Si esta deriva de la Junta de Andalucía se perpetúa durante una década, no mucho más, su repercusión en la universidad pública andaluza en general, y la jienense en particular, sería irreversible; porque sabido es que avanzar nos cuesta un mundo, pero retroceder ocurre a toda velocidad. Primero, retrocederíamos en saber, en formación. Después, en la prosperidad que genera el conocimiento para una tierra, mermando nuestra capacidad de desarrollo social e industrial. Y, por último, ocasionando una vez más la migración de parte de la población hacia tierras más venturosas, mientras la frustración y el descontento haría mella entre esos desposeídos de una posibilidad legítima de prosperidad.  


La actual deriva neoconservadora mundial y el resurgir de la extrema derecha en Europa se basan en el manejo de ese descontento. Dichas corrientes ideológicas se están centrando en el encauzamiento de esos desencantados sin acceso a la educación y a la cultura hacia sus postulados simplistas; hacia el populismo. Las viejas premisas de los estados esclavistas ya no van dirigidas a controlar la ignorancia de la población afroamericana, sino a los analfabetos funcionales y desempleados blancos de la América profunda y rural.

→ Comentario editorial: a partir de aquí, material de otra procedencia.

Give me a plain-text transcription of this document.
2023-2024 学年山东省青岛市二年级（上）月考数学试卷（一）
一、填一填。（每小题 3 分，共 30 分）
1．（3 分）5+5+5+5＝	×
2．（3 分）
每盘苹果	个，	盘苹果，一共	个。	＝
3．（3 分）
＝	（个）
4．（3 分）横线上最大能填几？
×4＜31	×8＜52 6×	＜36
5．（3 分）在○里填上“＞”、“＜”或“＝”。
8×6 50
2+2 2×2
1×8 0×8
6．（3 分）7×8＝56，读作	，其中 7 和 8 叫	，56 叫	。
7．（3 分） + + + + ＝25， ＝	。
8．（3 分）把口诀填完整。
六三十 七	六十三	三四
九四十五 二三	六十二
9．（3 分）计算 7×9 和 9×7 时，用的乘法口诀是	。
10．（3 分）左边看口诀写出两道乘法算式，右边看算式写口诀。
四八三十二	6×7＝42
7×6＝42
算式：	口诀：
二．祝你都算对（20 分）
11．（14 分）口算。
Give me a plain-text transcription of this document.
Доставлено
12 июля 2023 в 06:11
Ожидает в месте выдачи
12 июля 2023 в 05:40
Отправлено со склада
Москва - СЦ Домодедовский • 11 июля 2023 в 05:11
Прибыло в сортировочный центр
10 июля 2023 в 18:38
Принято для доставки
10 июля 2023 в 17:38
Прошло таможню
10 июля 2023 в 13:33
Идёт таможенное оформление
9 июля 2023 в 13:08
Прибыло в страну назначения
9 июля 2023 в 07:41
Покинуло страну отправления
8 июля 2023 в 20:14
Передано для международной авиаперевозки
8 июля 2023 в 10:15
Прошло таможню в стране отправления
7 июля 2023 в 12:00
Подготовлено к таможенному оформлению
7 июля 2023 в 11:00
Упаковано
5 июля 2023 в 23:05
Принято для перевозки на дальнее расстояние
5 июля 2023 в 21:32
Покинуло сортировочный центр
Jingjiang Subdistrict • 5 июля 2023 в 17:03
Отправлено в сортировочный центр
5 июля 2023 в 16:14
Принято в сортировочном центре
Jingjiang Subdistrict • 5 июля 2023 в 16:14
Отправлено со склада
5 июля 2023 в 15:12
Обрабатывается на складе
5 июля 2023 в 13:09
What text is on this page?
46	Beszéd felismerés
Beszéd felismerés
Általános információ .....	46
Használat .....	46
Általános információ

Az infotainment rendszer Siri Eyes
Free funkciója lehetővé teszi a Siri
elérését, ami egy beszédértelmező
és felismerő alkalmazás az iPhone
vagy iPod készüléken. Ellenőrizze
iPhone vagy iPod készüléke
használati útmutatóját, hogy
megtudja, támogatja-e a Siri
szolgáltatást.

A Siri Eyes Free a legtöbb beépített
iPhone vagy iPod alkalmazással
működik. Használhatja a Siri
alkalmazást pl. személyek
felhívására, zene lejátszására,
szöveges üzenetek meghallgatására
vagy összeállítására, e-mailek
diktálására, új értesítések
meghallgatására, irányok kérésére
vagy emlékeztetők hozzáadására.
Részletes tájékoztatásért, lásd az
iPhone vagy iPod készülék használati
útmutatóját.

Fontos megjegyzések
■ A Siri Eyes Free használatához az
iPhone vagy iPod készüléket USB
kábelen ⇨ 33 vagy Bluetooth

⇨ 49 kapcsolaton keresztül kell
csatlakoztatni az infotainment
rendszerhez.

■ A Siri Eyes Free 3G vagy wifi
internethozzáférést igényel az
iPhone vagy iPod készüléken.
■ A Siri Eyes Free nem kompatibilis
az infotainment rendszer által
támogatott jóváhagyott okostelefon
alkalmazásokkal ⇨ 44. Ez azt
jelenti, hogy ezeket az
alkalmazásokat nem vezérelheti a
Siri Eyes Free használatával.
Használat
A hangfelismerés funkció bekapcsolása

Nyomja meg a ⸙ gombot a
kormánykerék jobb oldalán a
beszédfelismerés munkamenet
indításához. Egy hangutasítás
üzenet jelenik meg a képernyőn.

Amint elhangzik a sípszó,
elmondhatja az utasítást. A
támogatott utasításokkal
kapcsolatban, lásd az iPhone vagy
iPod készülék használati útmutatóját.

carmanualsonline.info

Es decir, a la llamada «basura blanca»; ellos son la base del «trumpismo».  


Volviendo a nosotros; que existan partidos como Jaén Merece Más o Levanta Jaén es bueno para la provincia, siempre que su presencia espolee a su vez a las bellas durmientes que yacen acomodadas en los colchones de los partidos tradicionales. Porque lo verdaderamente peligroso para esta tierra es una atrofia tal de la universidad —del saber, de la cultura— que lugar al crecimiento de nuestra propia «basura blanca», dispuesta a darle el poder al Trump, al Bolsonaro, a la Le Pen, al Putin de turno.